予定していたレスキューする2頭と一緒に、
この仔も緊急レスキューを決意した。
直ぐにかかりつけの病院でエコーを撮ると…
体の中は、腫瘍だらけで、一体何の癌なのかすら
分からない状態にまでなっていた。
「先生、余命どのくらいですか?
年単位ですか?月単位ですか?」
「・・・月単位ではないな。

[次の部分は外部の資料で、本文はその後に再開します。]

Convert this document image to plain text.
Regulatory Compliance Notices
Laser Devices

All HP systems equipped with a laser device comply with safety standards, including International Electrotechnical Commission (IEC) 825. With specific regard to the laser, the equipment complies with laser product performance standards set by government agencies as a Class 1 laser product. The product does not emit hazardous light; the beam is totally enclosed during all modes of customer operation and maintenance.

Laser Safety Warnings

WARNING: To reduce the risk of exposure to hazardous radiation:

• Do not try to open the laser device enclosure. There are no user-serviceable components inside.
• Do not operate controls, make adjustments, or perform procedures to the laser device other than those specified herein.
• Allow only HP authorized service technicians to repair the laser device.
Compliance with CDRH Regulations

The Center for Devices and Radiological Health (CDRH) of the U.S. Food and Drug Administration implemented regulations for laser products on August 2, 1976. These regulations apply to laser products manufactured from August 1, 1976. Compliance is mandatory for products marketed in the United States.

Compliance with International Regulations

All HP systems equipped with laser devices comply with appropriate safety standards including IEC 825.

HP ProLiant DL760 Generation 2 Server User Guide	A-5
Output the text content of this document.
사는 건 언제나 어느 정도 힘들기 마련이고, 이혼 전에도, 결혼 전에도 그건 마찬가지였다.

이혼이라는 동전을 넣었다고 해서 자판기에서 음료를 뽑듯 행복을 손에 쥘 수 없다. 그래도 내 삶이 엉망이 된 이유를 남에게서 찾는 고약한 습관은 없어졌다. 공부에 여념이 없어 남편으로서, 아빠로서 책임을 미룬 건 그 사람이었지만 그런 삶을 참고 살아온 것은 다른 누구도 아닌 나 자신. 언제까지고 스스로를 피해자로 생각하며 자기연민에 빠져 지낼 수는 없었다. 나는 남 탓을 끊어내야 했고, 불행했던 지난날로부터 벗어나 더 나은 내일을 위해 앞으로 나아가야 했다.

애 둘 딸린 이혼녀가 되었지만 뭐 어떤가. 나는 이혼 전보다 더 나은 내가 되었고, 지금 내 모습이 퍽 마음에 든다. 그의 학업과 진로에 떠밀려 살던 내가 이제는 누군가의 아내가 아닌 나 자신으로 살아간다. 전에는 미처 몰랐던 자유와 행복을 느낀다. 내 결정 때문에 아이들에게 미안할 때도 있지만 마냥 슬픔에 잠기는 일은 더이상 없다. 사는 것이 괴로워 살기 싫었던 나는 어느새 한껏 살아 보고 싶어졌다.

山下さんに出来る事は、やるべき事は、身体を綺麗にしてあげて、美味しいものを食べさせてあげる事かな?」
あぁ・・・
そうか・・・
この仔に残されたのは数日なんだなと感じた。
直ぐにサポートに来てくれたスタッフと一緒に、
糞尿まみれだった体を拭いて、
ご支援で頂いてた介護用缶詰を二缶ペロリと平らげて、
お水も沢山飲んで、
満足げな中にも、どこか悲しげな瞳をしていた。
自分のお家に帰りたい事は、明らかだったけど、
この子は、私に頼ろうとしてくれた。
「幸生」(こうき)!
残りの時間、幸せに生きれますようにと名付けた。
幸生が生きている間に、新聞で元の飼主に呼びかけてみようと思った。
どんな飼主なのかは分からない。
ここまで癌が転移してて気付かないわけはない。
もしかしたら酷い飼主なのかもしれない。
分かってて遺棄したのかもしれない。
でも、そんな事は幸生にとってはどうでも良い事だった。
幸生は、まだ飼い主を捨ててはいなかったから。
そんな目をしていたから。
それなのに・・・
翌朝、静かに、眠るように、
最期を迎えた。
とても安らかで、全く苦しみの無かったような顔をしていた。
幸生と共に過ごしたのは、たった14時間だった。
これだけは言いたい。
私は、自分自身が許せない。
5/26、センターで幸生と初めて会った時に、
私は安心して幸生を見ていた。
飼主が出て来なくても、
譲渡犬室にまわるだろうと…。
安心ってなんだよ!
殺処分がないから安心?
愛護センターだから安心?
なんでもっと危機感を持たなかったのか!
もっと幸生と真剣に向き合っていれば、
幸生をもっと知ろうとしていれば、
幸生の体が普通じゃない事に
気付いてたはずなのに。
洋服を着ているから?
毛ヅヤが良いから?
そんな表面でしか判断できなかったのかと、
自分に腹が立つ。
もっと早くにレスキューして、
新聞なりで飼い主探しをすれば、
幸生の家族がみつかったのかもしれないのに。
みつからなかったとしても、
もっと早くにレスキューしていれば、
フカフカなお布団の上で毎晩眠れていたのに。
なんで気付いてやれなかったんだろう・・・
なんでお家に帰してやれなかったんだろう・・・
なんでお家で最期を迎えさせてあげれなかったんだろう・・・
幸生、お帰りなさい。
幸生、今頃はお家に戻れているのかな?
たまには、保護家にも顔出してね。
短い時間だったけど、私も幸生の母ちゃんだよ。